A poesia, que nos leva ao mais singular em cada língua, desafia a experiência da tradução. Entretanto, muitas e muitos poetas traduzem, e às vezes a escrita poética surge junto com um olhar estrangeiro para a própria língua, vem com a consciência de sua singularidade, entre tantas outras singularidades. Esse estranhamento intensifica as forças de transformação no interior da língua, estendendo seus limites, ampliando seus horizontes. E nunca precisamos tanto dos horizontes que a poesia projeta, agora que uma nuvem pesada encobre perspectivas de futuro…
Daí veio a ideia de convidar poetas a compartilharem seus trabalhos de tradução em curso, e fico grata à Revista Cult por acolher a série em seu site. Talvez traduzir poesia seja um modo de contribuir para a construção, não de uma torre, mas de uma ponte ou de uma arca utópica que nos ajude a atravessar o dilúvio. Que nela, aos pares, as línguas se encontrem, fecundas.

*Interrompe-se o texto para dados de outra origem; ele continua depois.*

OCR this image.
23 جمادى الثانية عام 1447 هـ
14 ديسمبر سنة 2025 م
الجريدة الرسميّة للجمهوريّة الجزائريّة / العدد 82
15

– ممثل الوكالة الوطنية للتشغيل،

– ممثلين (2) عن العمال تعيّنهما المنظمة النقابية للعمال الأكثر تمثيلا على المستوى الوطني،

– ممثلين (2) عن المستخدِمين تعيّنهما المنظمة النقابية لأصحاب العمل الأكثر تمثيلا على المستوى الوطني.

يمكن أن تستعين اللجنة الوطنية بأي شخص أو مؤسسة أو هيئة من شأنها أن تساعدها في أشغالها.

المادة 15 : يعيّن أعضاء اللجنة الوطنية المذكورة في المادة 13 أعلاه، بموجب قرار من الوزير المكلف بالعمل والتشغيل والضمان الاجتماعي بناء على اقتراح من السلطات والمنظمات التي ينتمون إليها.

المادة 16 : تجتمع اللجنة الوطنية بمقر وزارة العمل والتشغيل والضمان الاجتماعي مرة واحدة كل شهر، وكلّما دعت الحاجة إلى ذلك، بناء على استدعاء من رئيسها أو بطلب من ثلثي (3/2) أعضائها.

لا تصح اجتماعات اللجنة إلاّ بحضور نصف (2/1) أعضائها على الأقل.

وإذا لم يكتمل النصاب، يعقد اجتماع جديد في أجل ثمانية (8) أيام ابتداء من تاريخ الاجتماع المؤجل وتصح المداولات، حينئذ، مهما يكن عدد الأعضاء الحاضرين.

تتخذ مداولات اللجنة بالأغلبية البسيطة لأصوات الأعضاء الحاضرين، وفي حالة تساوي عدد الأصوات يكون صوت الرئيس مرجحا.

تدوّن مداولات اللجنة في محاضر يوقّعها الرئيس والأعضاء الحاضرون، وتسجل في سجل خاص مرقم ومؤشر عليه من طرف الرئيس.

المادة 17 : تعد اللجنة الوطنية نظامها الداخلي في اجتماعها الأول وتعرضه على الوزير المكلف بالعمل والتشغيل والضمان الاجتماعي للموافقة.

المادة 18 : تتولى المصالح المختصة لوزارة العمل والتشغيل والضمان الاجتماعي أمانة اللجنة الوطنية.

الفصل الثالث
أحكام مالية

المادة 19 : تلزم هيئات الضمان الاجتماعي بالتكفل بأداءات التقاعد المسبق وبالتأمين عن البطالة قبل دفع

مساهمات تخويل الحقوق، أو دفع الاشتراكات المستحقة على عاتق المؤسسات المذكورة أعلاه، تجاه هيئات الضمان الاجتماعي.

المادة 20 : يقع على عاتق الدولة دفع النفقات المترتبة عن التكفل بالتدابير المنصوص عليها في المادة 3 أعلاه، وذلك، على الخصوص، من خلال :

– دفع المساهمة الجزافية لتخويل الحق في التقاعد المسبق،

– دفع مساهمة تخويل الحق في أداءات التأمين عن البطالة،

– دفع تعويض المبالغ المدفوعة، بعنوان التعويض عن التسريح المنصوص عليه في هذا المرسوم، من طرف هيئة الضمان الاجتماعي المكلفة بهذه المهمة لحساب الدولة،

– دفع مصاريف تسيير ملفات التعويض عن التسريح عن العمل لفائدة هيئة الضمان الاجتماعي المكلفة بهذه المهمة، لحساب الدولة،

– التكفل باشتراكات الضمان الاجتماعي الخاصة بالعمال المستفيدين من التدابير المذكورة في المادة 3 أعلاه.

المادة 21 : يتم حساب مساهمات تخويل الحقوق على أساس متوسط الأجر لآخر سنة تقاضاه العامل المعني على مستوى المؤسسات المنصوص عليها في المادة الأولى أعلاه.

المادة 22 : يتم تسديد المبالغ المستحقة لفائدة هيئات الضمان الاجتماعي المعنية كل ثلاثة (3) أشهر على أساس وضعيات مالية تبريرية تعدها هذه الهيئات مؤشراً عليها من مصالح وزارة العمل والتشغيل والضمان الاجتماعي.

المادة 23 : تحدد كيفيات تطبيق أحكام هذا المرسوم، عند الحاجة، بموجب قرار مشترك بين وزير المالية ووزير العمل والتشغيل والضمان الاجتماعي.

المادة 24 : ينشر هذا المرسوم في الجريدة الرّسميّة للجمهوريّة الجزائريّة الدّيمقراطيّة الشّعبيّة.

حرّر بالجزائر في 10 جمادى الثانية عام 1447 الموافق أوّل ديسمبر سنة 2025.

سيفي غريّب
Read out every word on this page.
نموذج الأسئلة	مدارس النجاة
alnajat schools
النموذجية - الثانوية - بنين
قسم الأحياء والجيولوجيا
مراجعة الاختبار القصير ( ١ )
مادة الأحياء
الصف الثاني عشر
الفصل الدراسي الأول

Iniciando a série, Simone Brantes nos presenteia com traduções de poemas de Hilde Domin, importante poeta alemã, ainda inédita em português, que ela também apresenta. Mestre em Filosofia e Doutora em Letras pela UFRJ, Simone Brantes é autora de três livros de poesia publicados pela editora 7Letras: Pastilhas brancas (1999), O caminho de Suam (2002) e Quase todas as noites (2016), que recebeu em 2017 o Prêmio Jabuti.
Brantes publicou poemas e traduções de poesia em jornais e revistas como O Globo, Inimigo Rumor, Poesia sempre, Polichinello, Revista Piauí, Action Poétique, Lyrikvännen e Nuovi Argomenti. Participou de algumas antologias como A poesia andando: treze poetas no Brasil (Lisboa/Cotovia) e Roteiro da poesia brasileira. Anos 90 (São Paulo/Global), Simultâneos pulsando – uma antologia da poesia fescenina brasileira (São Paulo: Corsário-Satã) e O Nervo do poema: antologia para Orides Fontela (Belo Horizonte: Relicário).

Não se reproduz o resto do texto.